(ブルームバーグ): 米インテルはオハイオ州コロンバス郊外の半導体製造拠点に200億ドル(約2兆3000億円)を投じる計画だ。世界最大の半導体製造ハブに成長することを同社は期待している。

  インテルは21日、ニューアルバニーの1000エーカー(約4.05平方キロメートル)の敷地に半導体2工場の建設を開始する予定で、2025年までに稼働する見込みだと明らかにした。
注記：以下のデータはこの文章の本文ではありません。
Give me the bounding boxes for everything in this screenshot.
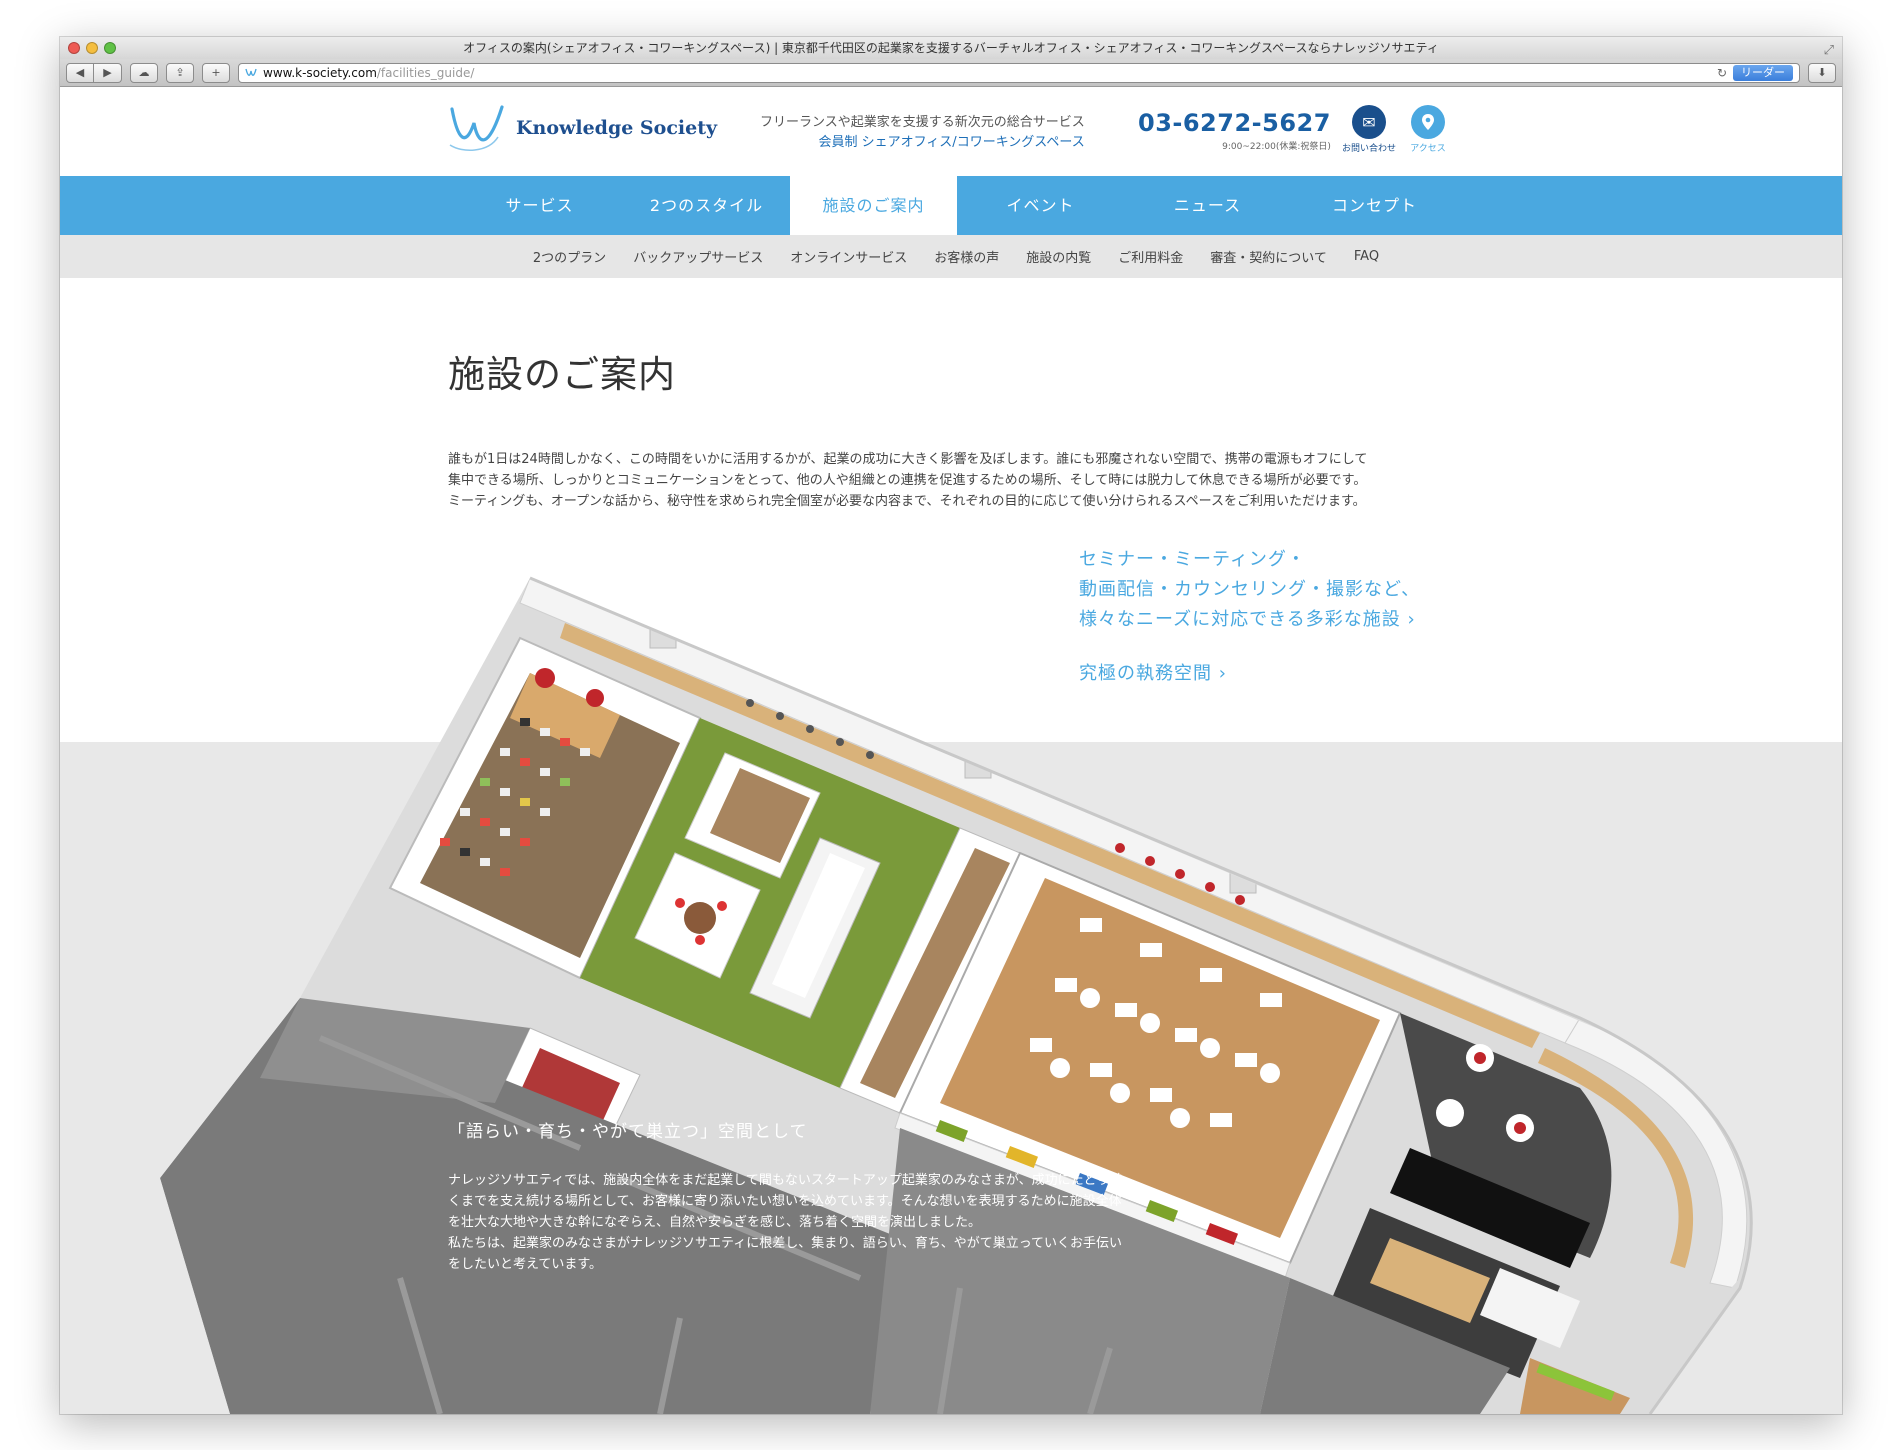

同計画は最先端テクノロジーに重点を置き、世界の半導体サプライチェーンにおける米国のシェア拡大につながると説明した。

  オハイオ州知事によれば、このプロジェクトは単一の民間企業による投資としては同州にとって過去最大規模となり、州内で2万人余りの雇用を創出する見通しだという。

  インテルのパット・ゲルシンガー最高経営責任者(CEO)は米国と欧州に半導体工場を増やす必要があると主張するとともに、東アジアに集中する流れを変えるため生産のリバランスを図ることが必要だとの見解を示してきていた。

  ゲルシンガー氏はインタビューでオハイオ州の工場について、自社の資金での建設にコミットしているとした上で、米連邦政府が半導体製造拡大を支援するために計画している資金提供が実現することを望んでいると述べた。米議会は現在、米国内での半導体生産に前向きな企業に約500億ドルのインセンティブを提供することを盛り込んだ法案を巡り審議している。